Starbucks were also criticised about their tax spend and came out promising to pay more tax - and they still got slammed for it. Ended up showing weaks sales for the quarter in comparison to Costa.
That, however, shows how the public feel about it - making some effort to vote with their money. That approach doesn't really work with Google though, does it? That would need businesses to not spend their money with Google and I can't see that happening anytime soon.
The market is crying out for some decent competition - Bing, FB and Linkedin combined can barely compete with Google in terms of ad spend in a lot of markets. And I would fully expect analytics to move to a paid model next year, there are loads of changes coming out (Google wants your offline customer data, not just the online stuff...).
Politicians may make the rules, but SEOs have handed a lot of the market(s) to Google on a plate by jumping all over Adwords, Adsense, Analytics, Gmail and so on.
| 10:10 pm on Dec 15, 2012 (gmt 0)|
Google may have shot themselves in the foot with this one, it brings even more attention to the issue.

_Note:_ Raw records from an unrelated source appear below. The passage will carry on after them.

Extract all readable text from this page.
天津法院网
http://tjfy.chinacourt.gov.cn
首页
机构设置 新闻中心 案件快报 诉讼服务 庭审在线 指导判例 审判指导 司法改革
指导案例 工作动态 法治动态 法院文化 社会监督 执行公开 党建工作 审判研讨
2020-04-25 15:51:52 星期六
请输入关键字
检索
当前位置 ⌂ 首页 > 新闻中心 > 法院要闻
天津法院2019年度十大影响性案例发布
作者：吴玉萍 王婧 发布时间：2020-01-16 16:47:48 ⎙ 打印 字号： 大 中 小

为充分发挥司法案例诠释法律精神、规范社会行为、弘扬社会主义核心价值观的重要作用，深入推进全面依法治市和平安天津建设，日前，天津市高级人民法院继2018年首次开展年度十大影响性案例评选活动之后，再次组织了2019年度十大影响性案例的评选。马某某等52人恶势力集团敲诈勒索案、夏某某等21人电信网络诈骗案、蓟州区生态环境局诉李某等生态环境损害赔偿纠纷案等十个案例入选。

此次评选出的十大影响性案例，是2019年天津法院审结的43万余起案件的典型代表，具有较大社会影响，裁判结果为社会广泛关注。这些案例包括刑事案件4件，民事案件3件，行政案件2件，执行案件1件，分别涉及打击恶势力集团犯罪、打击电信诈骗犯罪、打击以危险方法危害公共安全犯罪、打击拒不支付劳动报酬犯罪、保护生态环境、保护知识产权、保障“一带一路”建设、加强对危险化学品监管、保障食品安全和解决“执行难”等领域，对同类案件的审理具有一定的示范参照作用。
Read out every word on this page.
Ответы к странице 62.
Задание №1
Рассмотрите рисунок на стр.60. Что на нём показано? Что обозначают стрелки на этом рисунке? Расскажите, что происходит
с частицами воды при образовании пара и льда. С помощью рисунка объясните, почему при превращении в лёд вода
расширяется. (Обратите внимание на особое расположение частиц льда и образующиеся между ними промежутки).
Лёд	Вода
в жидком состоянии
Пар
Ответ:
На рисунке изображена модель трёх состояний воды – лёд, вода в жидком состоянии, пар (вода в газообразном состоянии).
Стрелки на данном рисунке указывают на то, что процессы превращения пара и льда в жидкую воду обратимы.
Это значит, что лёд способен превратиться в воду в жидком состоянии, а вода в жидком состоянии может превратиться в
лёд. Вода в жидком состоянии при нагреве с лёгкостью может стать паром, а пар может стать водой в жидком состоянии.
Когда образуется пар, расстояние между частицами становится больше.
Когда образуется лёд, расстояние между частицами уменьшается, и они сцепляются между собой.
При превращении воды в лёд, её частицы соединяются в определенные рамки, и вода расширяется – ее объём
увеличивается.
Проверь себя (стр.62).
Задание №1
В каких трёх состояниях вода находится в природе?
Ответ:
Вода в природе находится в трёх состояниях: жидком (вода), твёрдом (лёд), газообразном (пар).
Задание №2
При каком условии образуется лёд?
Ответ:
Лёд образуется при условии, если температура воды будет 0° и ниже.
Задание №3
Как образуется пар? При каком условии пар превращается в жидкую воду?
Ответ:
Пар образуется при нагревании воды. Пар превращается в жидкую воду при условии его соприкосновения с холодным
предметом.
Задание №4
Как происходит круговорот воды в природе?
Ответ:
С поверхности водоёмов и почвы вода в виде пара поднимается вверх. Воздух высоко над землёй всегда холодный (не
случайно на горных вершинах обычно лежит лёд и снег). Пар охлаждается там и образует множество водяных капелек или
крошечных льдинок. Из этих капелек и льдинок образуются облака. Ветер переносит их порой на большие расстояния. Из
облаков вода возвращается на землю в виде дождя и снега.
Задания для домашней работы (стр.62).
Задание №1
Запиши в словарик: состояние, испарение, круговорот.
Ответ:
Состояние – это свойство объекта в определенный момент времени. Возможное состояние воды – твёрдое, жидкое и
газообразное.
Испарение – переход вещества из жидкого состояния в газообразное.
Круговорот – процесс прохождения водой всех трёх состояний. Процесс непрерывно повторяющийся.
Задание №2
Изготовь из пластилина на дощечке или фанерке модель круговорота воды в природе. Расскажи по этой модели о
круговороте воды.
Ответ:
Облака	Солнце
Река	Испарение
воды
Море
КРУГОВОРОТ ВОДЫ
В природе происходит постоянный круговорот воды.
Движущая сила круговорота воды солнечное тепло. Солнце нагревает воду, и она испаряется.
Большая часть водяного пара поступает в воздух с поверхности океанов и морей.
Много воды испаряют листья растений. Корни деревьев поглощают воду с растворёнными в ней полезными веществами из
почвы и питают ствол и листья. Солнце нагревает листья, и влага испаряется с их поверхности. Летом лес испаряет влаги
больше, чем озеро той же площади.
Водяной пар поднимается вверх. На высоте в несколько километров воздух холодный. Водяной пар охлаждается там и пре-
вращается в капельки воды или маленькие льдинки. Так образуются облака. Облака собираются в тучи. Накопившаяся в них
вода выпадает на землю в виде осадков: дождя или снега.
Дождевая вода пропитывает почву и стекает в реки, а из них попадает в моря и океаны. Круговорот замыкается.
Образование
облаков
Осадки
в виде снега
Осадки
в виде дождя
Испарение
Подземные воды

It may be legal but is it right ?
What is forgotten is that they are also not paying US or local state taxes as well, causing closure of community services in parts of the US due to less state income, it's not just a UK issue.
I actually emailed Margaret Hodge pointing this out and mentioning another US company they missed.
Amazingly I actually got a reply - even though she had a Google email address :)
<added> have a newspaper article in front of me.. Beware of being deluded by Power</added>
| 4:10 pm on Dec 26, 2012 (gmt 0)|
Google just bought 2 billion worth of love, but from the wrong group.
If they want to be "stateless", why don't they go find an asteroid to mine and build their headquarters there?
| 12:00 am on Dec 29, 2012 (gmt 0)|
My local (UK) hospital has a big sign in the foyer: "Do Not Use Google". They have an arrangement with Yahoo for their own website to carry a Yahoo search box and they get commission for every paid click. Good business for them but a headline like that would have been unthinkable only a few months ago.
Every newspaper I read says at least something about G's tax avoidance. This will not go away and could hurt them badly, we are pretty good at boycotts over here (H**l, we invented the word!).